Kadın Çalışanlara Karşı Duyarlı Davranış Zorunluluğu
Nicola Hinds, bu süreçte iş yerlerinin özellikle hamile ve yeni anne olmuş kadınlara karşı daha duyarlı bir tutum sergilemeleri gerektiğini savundu. İş yükünün ağır olduğu durumlarda, kadın çalışanların sağlığı ve hamilelik sürecinin gerektirdiği özel ihtiyaçlar göz önünde bulundurulmalıdır.

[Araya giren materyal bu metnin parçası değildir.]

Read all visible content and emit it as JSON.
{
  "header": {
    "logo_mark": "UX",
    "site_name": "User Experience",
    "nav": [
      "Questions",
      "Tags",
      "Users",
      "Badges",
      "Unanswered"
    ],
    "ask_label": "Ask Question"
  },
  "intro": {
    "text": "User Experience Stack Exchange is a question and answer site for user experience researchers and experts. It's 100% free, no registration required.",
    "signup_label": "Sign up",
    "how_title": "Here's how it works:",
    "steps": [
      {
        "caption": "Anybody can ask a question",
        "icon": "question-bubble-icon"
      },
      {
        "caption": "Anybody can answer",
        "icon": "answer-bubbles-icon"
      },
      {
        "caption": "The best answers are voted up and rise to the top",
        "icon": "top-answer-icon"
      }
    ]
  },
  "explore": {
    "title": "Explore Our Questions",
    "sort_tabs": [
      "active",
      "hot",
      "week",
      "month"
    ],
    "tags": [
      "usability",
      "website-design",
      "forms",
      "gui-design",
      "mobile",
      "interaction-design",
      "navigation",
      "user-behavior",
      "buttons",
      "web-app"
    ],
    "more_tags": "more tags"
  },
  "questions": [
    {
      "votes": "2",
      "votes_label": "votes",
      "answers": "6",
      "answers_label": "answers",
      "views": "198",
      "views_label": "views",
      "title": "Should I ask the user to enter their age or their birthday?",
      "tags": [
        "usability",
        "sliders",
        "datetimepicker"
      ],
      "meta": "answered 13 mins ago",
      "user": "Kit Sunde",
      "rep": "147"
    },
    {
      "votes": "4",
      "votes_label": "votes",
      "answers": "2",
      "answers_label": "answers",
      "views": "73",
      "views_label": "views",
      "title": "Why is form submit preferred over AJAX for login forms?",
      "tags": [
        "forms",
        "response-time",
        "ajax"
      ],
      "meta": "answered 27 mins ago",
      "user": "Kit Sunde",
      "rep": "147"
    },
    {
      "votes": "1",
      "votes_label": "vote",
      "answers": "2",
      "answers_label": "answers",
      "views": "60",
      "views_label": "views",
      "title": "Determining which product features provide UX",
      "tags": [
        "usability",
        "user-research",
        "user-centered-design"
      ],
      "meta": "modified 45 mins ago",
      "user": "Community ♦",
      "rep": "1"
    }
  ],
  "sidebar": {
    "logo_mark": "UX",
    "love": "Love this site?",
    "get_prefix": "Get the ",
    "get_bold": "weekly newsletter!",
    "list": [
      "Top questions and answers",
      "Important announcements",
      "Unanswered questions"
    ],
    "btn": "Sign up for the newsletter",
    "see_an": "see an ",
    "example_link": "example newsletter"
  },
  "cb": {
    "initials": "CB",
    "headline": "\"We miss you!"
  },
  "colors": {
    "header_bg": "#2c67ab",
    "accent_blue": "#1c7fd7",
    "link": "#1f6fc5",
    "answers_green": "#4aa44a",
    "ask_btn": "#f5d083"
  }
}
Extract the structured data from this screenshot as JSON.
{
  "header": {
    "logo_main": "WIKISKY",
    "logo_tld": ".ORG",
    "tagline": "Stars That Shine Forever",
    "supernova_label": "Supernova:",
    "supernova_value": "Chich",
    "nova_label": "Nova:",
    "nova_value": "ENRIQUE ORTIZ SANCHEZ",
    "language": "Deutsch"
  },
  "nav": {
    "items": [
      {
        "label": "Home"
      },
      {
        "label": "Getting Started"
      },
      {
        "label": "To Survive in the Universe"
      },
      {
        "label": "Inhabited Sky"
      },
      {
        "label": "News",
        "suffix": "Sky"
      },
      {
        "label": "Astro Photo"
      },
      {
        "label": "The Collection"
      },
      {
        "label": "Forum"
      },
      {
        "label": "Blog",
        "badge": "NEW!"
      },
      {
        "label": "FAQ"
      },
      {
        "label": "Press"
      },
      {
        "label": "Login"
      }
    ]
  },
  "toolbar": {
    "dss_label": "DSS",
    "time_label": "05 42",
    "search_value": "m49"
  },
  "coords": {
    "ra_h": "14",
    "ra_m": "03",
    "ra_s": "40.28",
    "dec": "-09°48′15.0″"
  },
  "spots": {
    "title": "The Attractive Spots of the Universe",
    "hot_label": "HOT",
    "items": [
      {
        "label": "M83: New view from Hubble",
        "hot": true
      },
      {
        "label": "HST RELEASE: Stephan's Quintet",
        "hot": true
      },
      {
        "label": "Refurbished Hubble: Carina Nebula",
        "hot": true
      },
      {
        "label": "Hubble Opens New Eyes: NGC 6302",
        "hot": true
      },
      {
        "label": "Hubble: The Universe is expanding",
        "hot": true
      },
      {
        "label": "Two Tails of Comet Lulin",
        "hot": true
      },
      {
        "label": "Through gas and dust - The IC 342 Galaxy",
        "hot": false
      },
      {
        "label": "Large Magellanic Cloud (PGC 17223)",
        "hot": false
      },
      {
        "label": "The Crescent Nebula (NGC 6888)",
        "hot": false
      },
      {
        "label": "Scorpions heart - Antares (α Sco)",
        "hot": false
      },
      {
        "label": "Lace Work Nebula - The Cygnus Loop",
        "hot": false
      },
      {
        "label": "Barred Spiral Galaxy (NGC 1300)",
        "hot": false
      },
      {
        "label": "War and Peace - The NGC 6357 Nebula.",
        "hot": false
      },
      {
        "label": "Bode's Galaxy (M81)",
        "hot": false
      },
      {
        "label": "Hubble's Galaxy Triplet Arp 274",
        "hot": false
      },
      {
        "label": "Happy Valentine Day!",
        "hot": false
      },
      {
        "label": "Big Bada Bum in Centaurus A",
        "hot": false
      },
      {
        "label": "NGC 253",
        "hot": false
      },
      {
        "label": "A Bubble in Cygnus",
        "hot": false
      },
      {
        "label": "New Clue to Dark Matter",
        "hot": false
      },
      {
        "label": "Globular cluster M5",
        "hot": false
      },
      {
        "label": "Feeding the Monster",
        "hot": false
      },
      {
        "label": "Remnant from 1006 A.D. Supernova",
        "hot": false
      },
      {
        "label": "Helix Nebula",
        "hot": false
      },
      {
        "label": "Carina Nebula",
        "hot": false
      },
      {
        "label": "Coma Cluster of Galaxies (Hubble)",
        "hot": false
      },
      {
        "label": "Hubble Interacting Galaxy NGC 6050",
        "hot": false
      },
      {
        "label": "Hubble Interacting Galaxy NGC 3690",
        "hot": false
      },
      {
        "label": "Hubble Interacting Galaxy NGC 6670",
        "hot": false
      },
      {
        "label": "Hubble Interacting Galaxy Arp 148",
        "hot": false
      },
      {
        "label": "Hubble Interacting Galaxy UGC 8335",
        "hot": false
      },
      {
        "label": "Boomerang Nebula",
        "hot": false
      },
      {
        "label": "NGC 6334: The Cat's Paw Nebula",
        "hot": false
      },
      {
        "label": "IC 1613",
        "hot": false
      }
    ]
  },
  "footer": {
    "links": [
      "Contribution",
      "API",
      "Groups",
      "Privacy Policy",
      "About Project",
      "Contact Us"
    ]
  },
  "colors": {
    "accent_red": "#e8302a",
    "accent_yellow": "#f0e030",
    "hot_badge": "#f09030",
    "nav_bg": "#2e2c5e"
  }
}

Hinds, mahkemede yaptığı savunmada, patronunun sadece fazla duygusal olmakla suçlamadığını, aynı zamanda fiziksel ve psikolojik ihtiyaçlarını göz ardı ettiğini belirtti. İş yerlerinde hamile kadınlara karşı yapılacak bu tür ayrımcı tutumlar, işyerinde huzursuzluk yaratmanın yanı sıra, yasal sonuçlara da yol açabilir.
Yargıçtan Önemli Uyarı
Mahkeme kararında, yöneticilere yönelik önemli bir mesaj verildi. Yargıç, özellikle kadın çalışanlara yönelik ayrımcı veya küçümseyici dilin kabul edilemez olduğunu vurguladı. Çalışanlara karşı kullanılan dilin ve tutumun, onların fiziksel ve ruhsal durumlarını göz önüne alarak daha dikkatli olması gerektiği belirtildi.
Bu karar, iş yerlerinde kadın çalışanların haklarının korunmasının yanı sıra, işverenlerin ve yöneticilerin çalışanlarına karşı daha adil ve anlayışlı bir tutum takınmalarını zorunlu kılıyor.
Nicola Hinds’in mücadelesi, İngiltere’deki işyerlerinde kadınlara yönelik ayrımcılık ve haksız uygulamalara karşı önemli bir zafer olarak kabul ediliyor. Bu dava, işverenlerin kadın çalışanlarına karşı daha duyarlı ve saygılı olmaları gerektiğini bir kez daha gözler önüne serdi. Mahkemenin kararı, hamile çalışanların işyerinde daha fazla hak ve güvenceye sahip olmasının önünü açtı.
İngiltere’de alınan bu karar, iş yerlerinde cinsiyet temelli ayrımcılığın tolere edilmeyeceğini ve işverenlerin bu konuda daha fazla sorumluluk alması gerektiğini bir kez daha hatırlatıyor.